Transforming air pollution management in India with AI and machine learning technologies
A comprehensive approach is essential in India's ongoing battle against air pollution, combining technological advancements, regulatory reinforcement, and widespread societal engagement. Bridging technological gaps involves deploying sophisticated pollution control technologies and addressing the rural–urban disparity through innovative solutions. The review found that integrating Artificial Intelligence and Machine Learning (AI&ML) in air quality forecasting demonstrates promising results with a remarkable model efficiency. In this study, initially, we compute the PM 2.5 concentration over India using a surface mass concentration of 5 key aerosols such as black carbon (BC), dust (DU), organic carbon (OC), sea salt (SS) and sulphates (SU), respectively.
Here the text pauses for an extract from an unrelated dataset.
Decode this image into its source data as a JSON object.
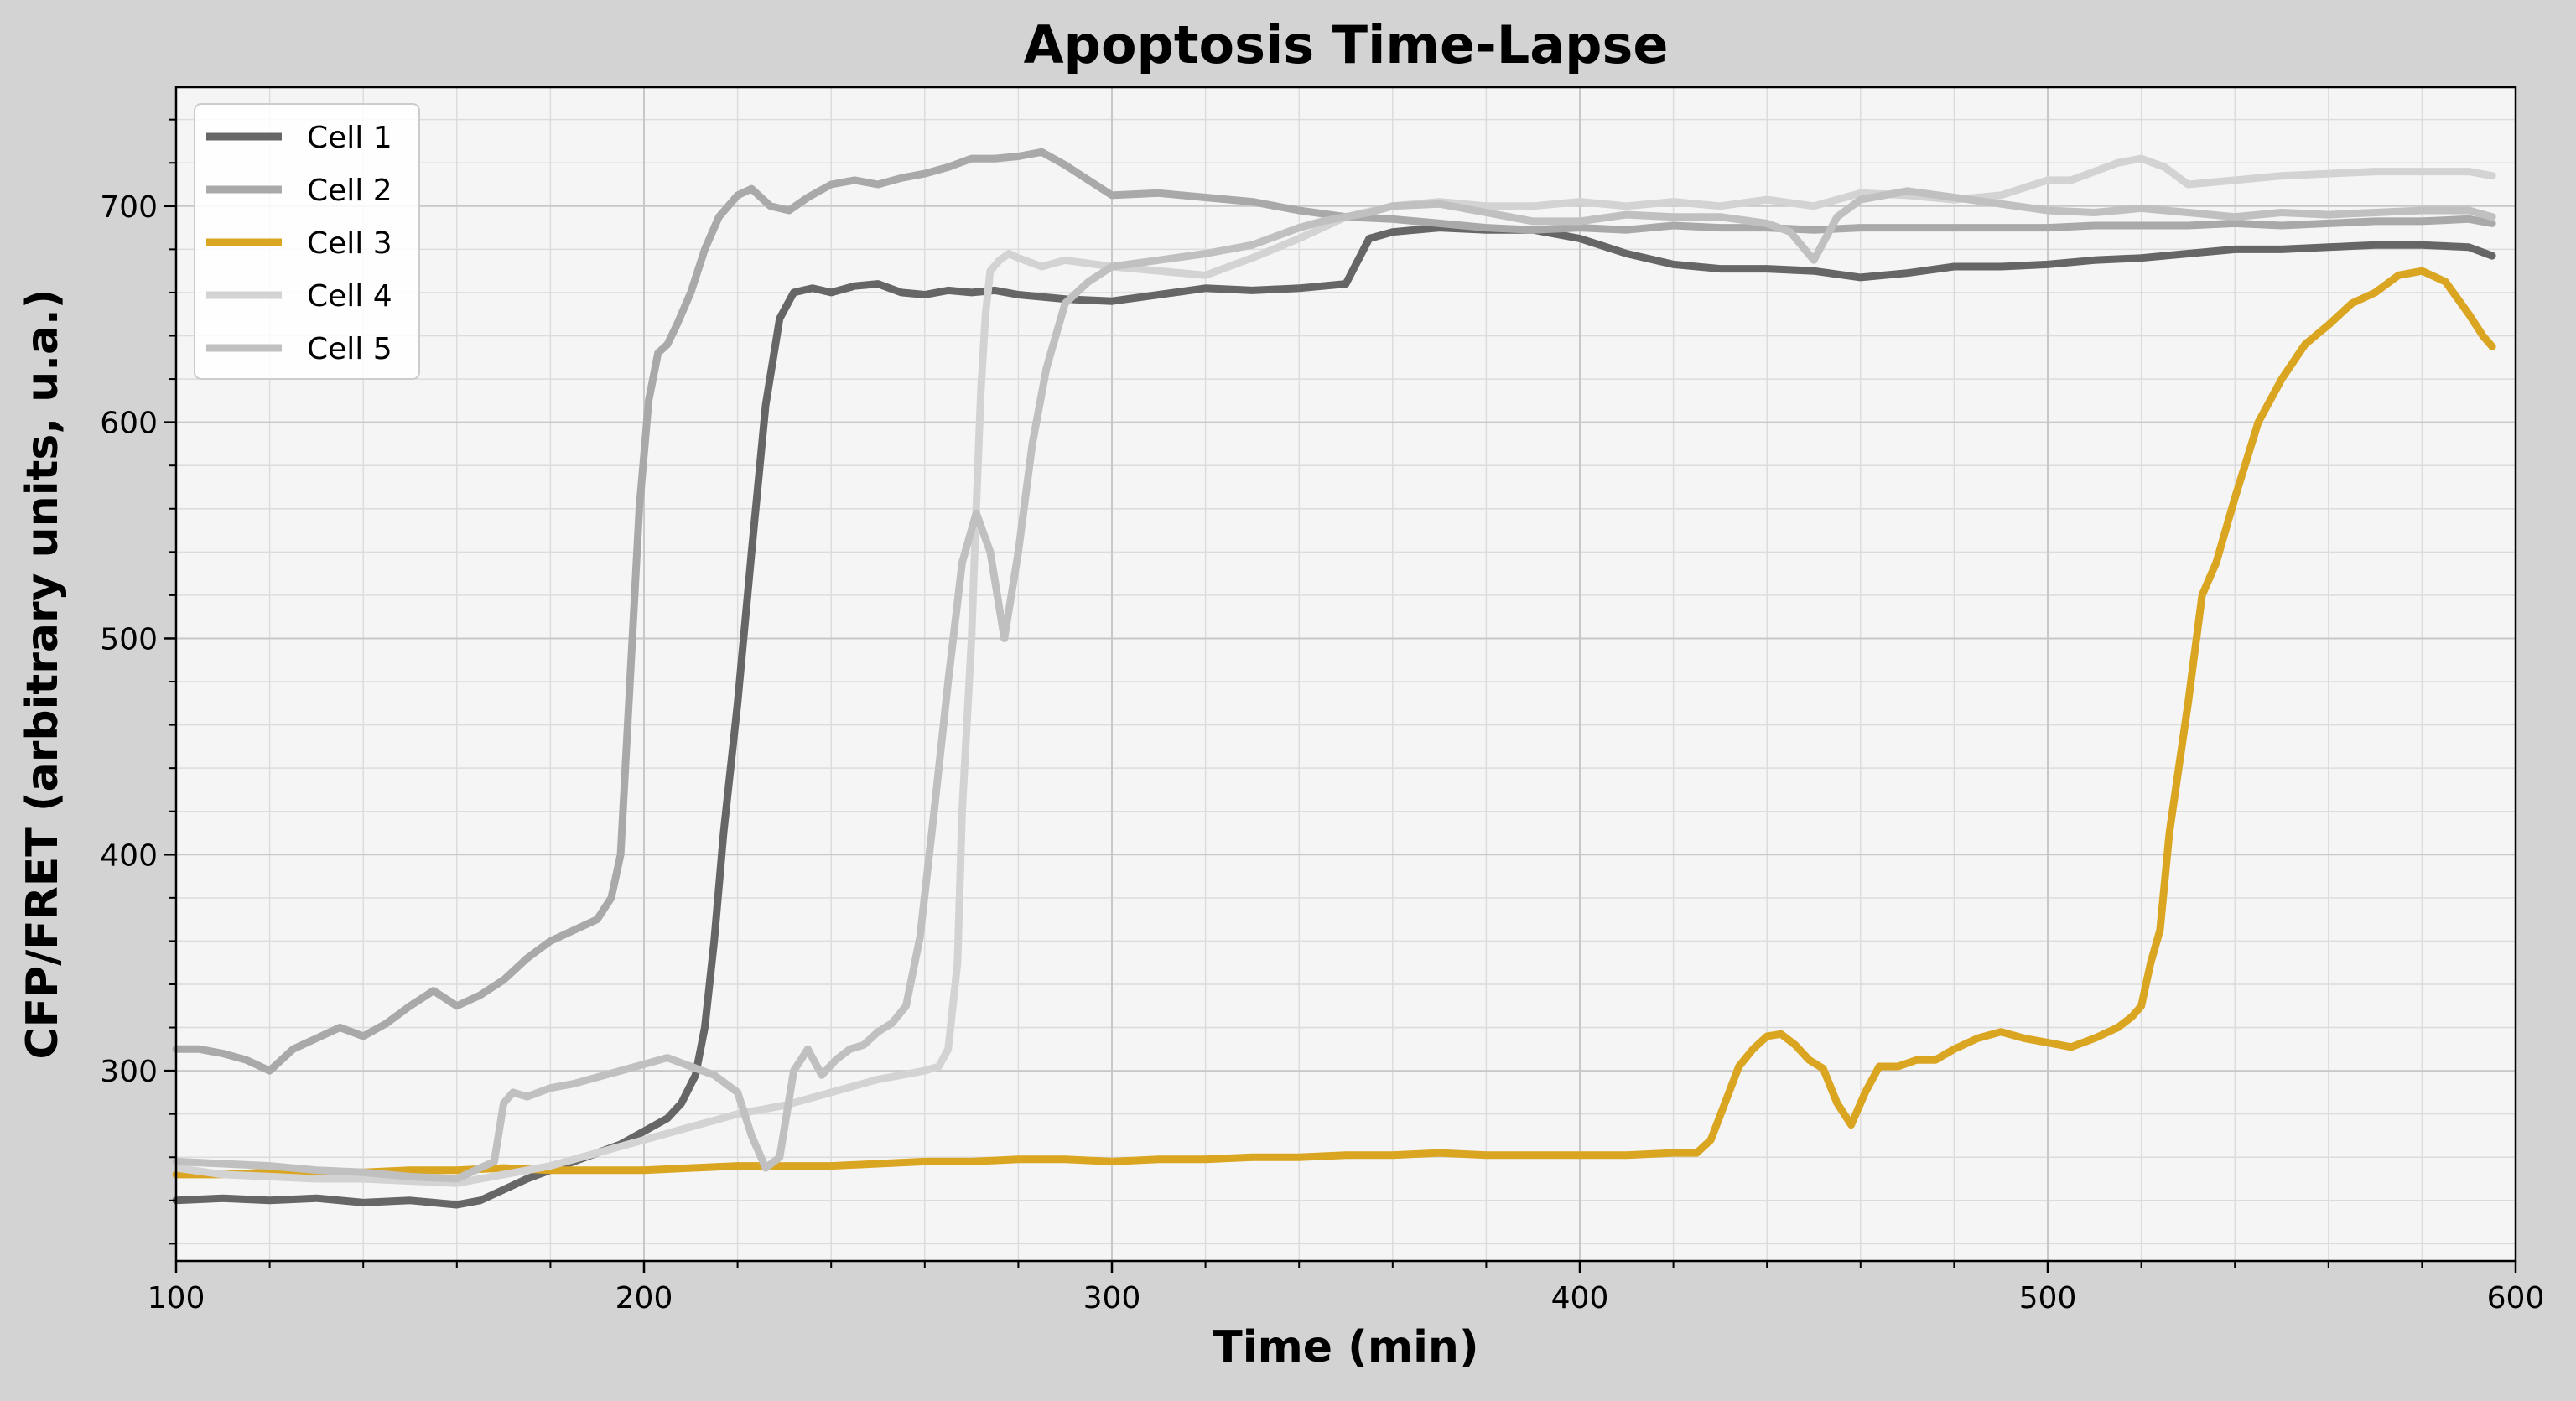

The study identifies several regions highly vulnerable to PM 2.5 pollution due to specific sources. The Indo-Gangetic Plains are notably impacted by high concentrations of BC, OC, and SU resulting from anthropogenic activities. Western India experiences higher DU concentrations due to its proximity to the Sahara Desert. Additionally, certain areas in northeast India show significant contributions of OC from biogenic activities. Moreover, an AI&ML model based on convolutional autoencoder architecture underwent rigorous training, testing, and validation to forecast PM 2.5 concentrations across India. The results reveal its exceptional precision in PM 2.5 prediction, as demonstrated by model evaluation metrics, including a Structural Similarity Index exceeding 0.60, Peak Signal-to-Noise Ratio ranging from 28–30 dB and Mean Square Error below 10 μg/m 3 . However, regulatory challenges persist, necessitating robust frameworks and consistent enforcement mechanisms, as evidenced by the complexities in predicting PM 2.5 concentrations. Implementing tailored regional pollution control strategies, integrating AI&ML technologies, strengthening regulatory frameworks, promoting sustainable practices, and encouraging international collaboration are essential policy measures to mitigate air pollution in India.